La confirmación llegó a través de la Federación Eslovena de Fútbol (NZS), que publicó un comunicado en su sitio oficial calificando el cierre de su trayectoria como el broche a una carrera "histórica". El colegiado, de 46 años, se despide en la cima absoluta de su profesión.
Según la NZS, Vinčić consolidó con la dirección de la definición mundialista su lugar entre los árbitros más destacados de la historia del fútbol. Además, se convirtió en el primer esloveno en dirigir una final de Copa del Mundo, un hito sin precedentes para su país.
La última temporada de Vinčić estuvo cargada de reconocimientos: la Federación Internacional de Historia y Estadística de Fútbol (IFFHS) lo distinguió como el mejor árbitro del Mundial 2026, destacando el control disciplinario claro y firme que mantuvo a lo largo del torneo.

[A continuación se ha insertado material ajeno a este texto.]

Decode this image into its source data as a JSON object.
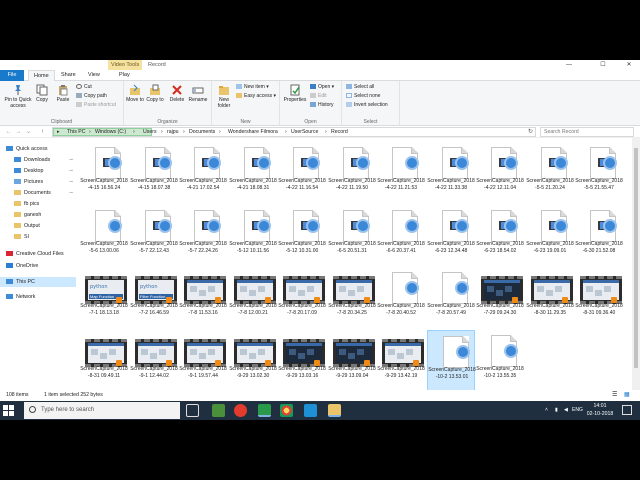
{
  "window": {
    "context_tab": "Video Tools",
    "title": "Record",
    "controls": [
      "—",
      "☐",
      "✕"
    ]
  },
  "ribbon_tabs": [
    "File",
    "Home",
    "Share",
    "View",
    "Play"
  ],
  "ribbon": {
    "clipboard": {
      "pin_label": "Pin to Quick access",
      "copy": "Copy",
      "paste": "Paste",
      "cut": "Cut",
      "copy_path": "Copy path",
      "paste_shortcut": "Paste shortcut",
      "group": "Clipboard"
    },
    "organize": {
      "move_to": "Move to",
      "copy_to": "Copy to",
      "delete": "Delete",
      "rename": "Rename",
      "group": "Organize"
    },
    "new": {
      "new_folder": "New folder",
      "new_item": "New item ▾",
      "easy_access": "Easy access ▾",
      "group": "New"
    },
    "open": {
      "properties": "Properties",
      "open": "Open ▾",
      "edit": "Edit",
      "history": "History",
      "group": "Open"
    },
    "select": {
      "select_all": "Select all",
      "select_none": "Select none",
      "invert": "Invert selection",
      "group": "Select"
    }
  },
  "address": {
    "breadcrumbs": [
      "This PC",
      "Windows (C:)",
      "Users",
      "rajpu",
      "Documents",
      "Wondershare Filmora",
      "UserSource",
      "Record"
    ],
    "search_placeholder": "Search Record"
  },
  "nav": [
    {
      "label": "Quick access",
      "pinned": false
    },
    {
      "label": "Downloads",
      "pinned": true
    },
    {
      "label": "Desktop",
      "pinned": true
    },
    {
      "label": "Pictures",
      "pinned": true
    },
    {
      "label": "Documents",
      "pinned": true
    },
    {
      "label": "fb pics",
      "pinned": false
    },
    {
      "label": "ganesh",
      "pinned": false
    },
    {
      "label": "Output",
      "pinned": false
    },
    {
      "label": "SI",
      "pinned": false
    },
    {
      "label": "Creative Cloud Files",
      "pinned": false
    },
    {
      "label": "OneDrive",
      "pinned": false
    },
    {
      "label": "This PC",
      "pinned": false
    },
    {
      "label": "Network",
      "pinned": false
    }
  ],
  "files": [
    {
      "name": "ScreenCapture_2018-4-15 16.56.24",
      "kind": "video-doc"
    },
    {
      "name": "ScreenCapture_2018-4-15 18.07.38",
      "kind": "video-doc"
    },
    {
      "name": "ScreenCapture_2018-4-21 17.02.54",
      "kind": "video-doc"
    },
    {
      "name": "ScreenCapture_2018-4-21 18.08.31",
      "kind": "video-doc"
    },
    {
      "name": "ScreenCapture_2018-4-22 11.16.54",
      "kind": "video-doc"
    },
    {
      "name": "ScreenCapture_2018-4-22 11.19.50",
      "kind": "video-doc"
    },
    {
      "name": "ScreenCapture_2018-4-22 11.21.53",
      "kind": "audio-doc"
    },
    {
      "name": "ScreenCapture_2018-4-22 11.33.38",
      "kind": "video-doc"
    },
    {
      "name": "ScreenCapture_2018-4-22 12.11.04",
      "kind": "video-doc"
    },
    {
      "name": "ScreenCapture_2018-5-5 21.20.24",
      "kind": "video-doc"
    },
    {
      "name": "ScreenCapture_2018-5-5 21.55.47",
      "kind": "video-doc"
    },
    {
      "name": "ScreenCapture_2018-5-6 13.00.06",
      "kind": "audio-doc"
    },
    {
      "name": "ScreenCapture_2018-5-7 22.12.43",
      "kind": "video-doc"
    },
    {
      "name": "ScreenCapture_2018-5-7 22.24.26",
      "kind": "video-doc"
    },
    {
      "name": "ScreenCapture_2018-5-12 10.11.56",
      "kind": "video-doc"
    },
    {
      "name": "ScreenCapture_2018-5-12 10.31.00",
      "kind": "video-doc"
    },
    {
      "name": "ScreenCapture_2018-6-5 20.51.31",
      "kind": "video-doc"
    },
    {
      "name": "ScreenCapture_2018-6-6 20.37.41",
      "kind": "audio-doc"
    },
    {
      "name": "ScreenCapture_2018-6-23 12.34.48",
      "kind": "video-doc"
    },
    {
      "name": "ScreenCapture_2018-6-23 18.54.02",
      "kind": "video-doc"
    },
    {
      "name": "ScreenCapture_2018-6-23 19.09.01",
      "kind": "video-doc"
    },
    {
      "name": "ScreenCapture_2018-6-30 21.52.08",
      "kind": "video-doc"
    },
    {
      "name": "ScreenCapture_2018-7-1 18.13.18",
      "kind": "film",
      "screen": "python",
      "caption": "Map Function"
    },
    {
      "name": "ScreenCapture_2018-7-2 16.46.59",
      "kind": "film",
      "screen": "python",
      "caption": "Filter Function"
    },
    {
      "name": "ScreenCapture_2018-7-8 11.53.16",
      "kind": "film",
      "screen": "light"
    },
    {
      "name": "ScreenCapture_2018-7-8 12.00.21",
      "kind": "film",
      "screen": "light"
    },
    {
      "name": "ScreenCapture_2018-7-8 20.17.09",
      "kind": "film",
      "screen": "light"
    },
    {
      "name": "ScreenCapture_2018-7-8 20.34.25",
      "kind": "film",
      "screen": "light"
    },
    {
      "name": "ScreenCapture_2018-7-8 20.40.52",
      "kind": "audio-doc"
    },
    {
      "name": "ScreenCapture_2018-7-8 20.57.49",
      "kind": "audio-doc"
    },
    {
      "name": "ScreenCapture_2018-7-29 09.24.30",
      "kind": "film",
      "screen": "dark"
    },
    {
      "name": "ScreenCapture_2018-8-30 11.29.35",
      "kind": "film",
      "screen": "light"
    },
    {
      "name": "ScreenCapture_2018-8-31 09.36.40",
      "kind": "film",
      "screen": "light"
    },
    {
      "name": "ScreenCapture_2018-8-31 09.49.11",
      "kind": "film",
      "screen": "light"
    },
    {
      "name": "ScreenCapture_2018-9-1 12.44.02",
      "kind": "film",
      "screen": "light"
    },
    {
      "name": "ScreenCapture_2018-9-1 19.57.44",
      "kind": "film",
      "screen": "light"
    },
    {
      "name": "ScreenCapture_2018-9-29 13.02.30",
      "kind": "film",
      "screen": "light"
    },
    {
      "name": "ScreenCapture_2018-9-29 13.03.16",
      "kind": "film",
      "screen": "dark"
    },
    {
      "name": "ScreenCapture_2018-9-29 13.09.04",
      "kind": "film",
      "screen": "dark"
    },
    {
      "name": "ScreenCapture_2018-9-29 13.42.19",
      "kind": "film",
      "screen": "light"
    },
    {
      "name": "ScreenCapture_2018-10-2 13.53.01",
      "kind": "audio-doc",
      "selected": true
    },
    {
      "name": "ScreenCapture_2018-10-2 13.55.35",
      "kind": "audio-doc"
    }
  ],
  "status": {
    "count": "108 items",
    "selection": "1 item selected  252 bytes"
  },
  "taskbar": {
    "search_placeholder": "Type here to search",
    "time": "14:01",
    "date": "02-10-2018",
    "lang": "ENG"
  },
  "colors": {
    "accent": "#1979ca",
    "selection": "#cce8ff",
    "taskbar": "#1f2f3f",
    "context_tab": "#f6e2a0"
  }
}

Nacido en Maribor, el árbitro construyó una carrera de más de una década en la élite internacional, que incluyó la final de la Europa League 2021/22 entre Eintracht Frankfurt y Rangers, y la final de la Champions League 2023/24 entre Real Madrid y Borussia Dortmund.
Para la Selección Argentina, Vinčić no era un desconocido: ya había estado en el centro de la escena durante el Mundial de Qatar 2022, cuando dirigió el debut albiceleste ante Arabia Saudita, en un partido marcado por goles anulados tras revisiones del VAR.

Sin embargo, no todo fue color de rosas en su vida. En mayo de 2022, apenas meses antes del Mundial de Qatar, Vinčić protagonizó uno de los escándalos más resonantes del arbitraje internacional: fue detenido en Eslovenia durante un operativo policial vinculado a una causa por prostitución, narcotráfico y contrabando de armas. El episodio puso en duda su continuidad en la élite de los hombres de negro justo cuando se preparaba para dirigir partidos en la Copa del Mundo, incluido el debut de la Selección Argentina ante Arabia Saudita.
Lejos de quedar marcado por aquel escándalo, el esloveno reconstruyó su carrera dentro de la cancha. En los años siguientes, dirigió finales de Europa League y Champions League, escaló posiciones en los rankings de la IFFHS y terminó siendo elegido para impartir justicia en la final del Mundial 2026, el partido más importante del fútbol mundial, coronando así un giro tan inesperado como su caída inicial.